Many investors were nonetheless sent diving for cover in December when the world’s most popular cryptocurrency fell nearly 20%, much the same as the second-largest coin ether, with an appetite for risk hit by inflation fears and a faster pace of US interest rate hikes. Federal Reserve.

While bitcoin and ether both saw gains last week — up 2.9% to $43,107 and 6.3% to $3,350, respectively — they are still far from their 2021 highs of $69,000 and $4,868.

Bitcoin and US stocks


Many cryptocurrency experts warn that no one is known to reliably predict bitcoin’s characteristic price swings. In 2017, for example, it went from around $1,000 to around $20,000. At the start of 2020, it fell below $4,000 at one point before starting a dizzying rise.

Still, advocates of bitcoin and other coins say the growing acceptance of cryptocurrencies in traditional finance and investments in recent years has bolstered the sector.

Cryptocurrency research firm Delphi Digital said its research showed a similar shift toward investors holding bitcoin longer, which it says “illustrates a shift from short-term ‘weak hands’ to investors.” “long-term” strong hands.

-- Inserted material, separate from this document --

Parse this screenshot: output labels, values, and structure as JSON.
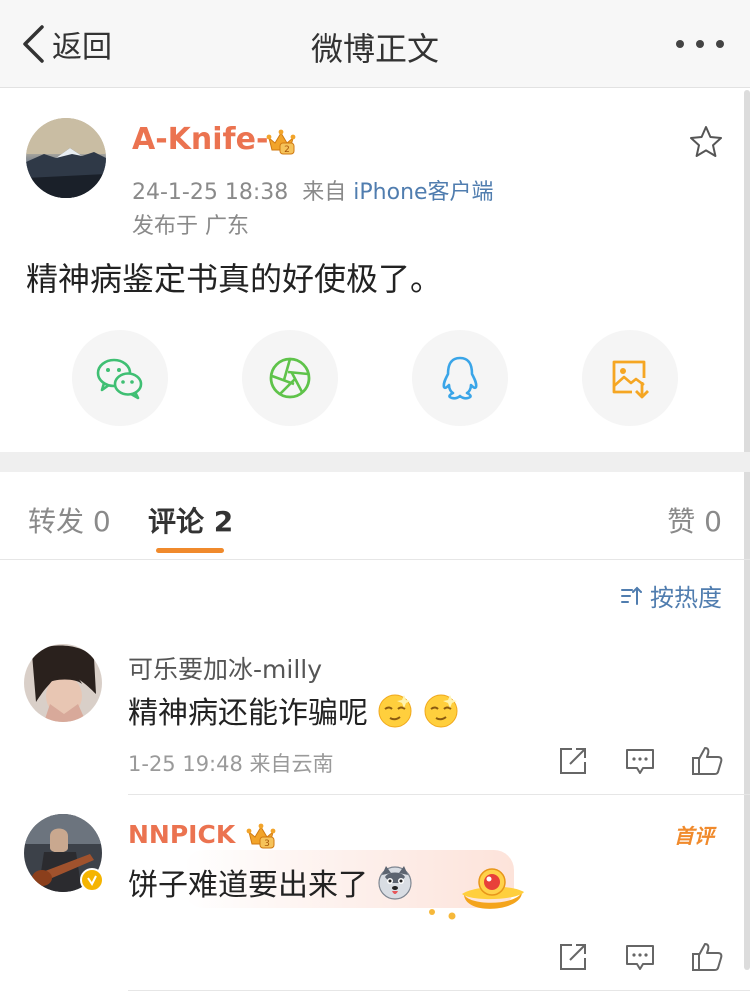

Crypto data platform Coinglass’ Bitcoin Fear & Greed Index has been hovering between 10 and 29 year-to-date, which could be an indicator of a possible market bottom and buying opportunities, according to Will Hamilton, Head of Trading and Research at Trovio Capital Management.

“Previous market lows in July 2021 and March 2020 were correlated with fear and greed scores of 19 and 10 respectively,” he added.

For the uninitiated, 0 indicates “extreme fear” and 100 “extreme greed”.


There were, meanwhile, more headlines for cryptocurrencies last week.

The meme-based dogecoin stole the show after Tesla (TSLA.O) CEO Elon Musk tweeted that the company would accept it as payment for certain goods. Read more

The tweet sent dogecoin up almost 12%.

“If more people are looking to buy Tesla merchandise with dogecoin, there’s more demand,” Acheson said, adding that the move could improve dogecoin’s fundamentals.

Another targeted altcoin was the Solana cryptocurrency, with analysts at Bank of America saying the Solana blockchain could take market share away from Ethereum and “could become the visa for the digital asset ecosystem.”

Elsewhere, bitcoin miners rebounded from the mining crackdown in China and recent unrest in Kazakhstan, one of the world’s top bitcoin mining hubs. Read more

Bitcoin’s average “hash rate,” a measure of the power of the bitcoin computer network, hit an all-time high of more than 215 million terahashes per second on Thursday, according to blockchain data provider Glassnode.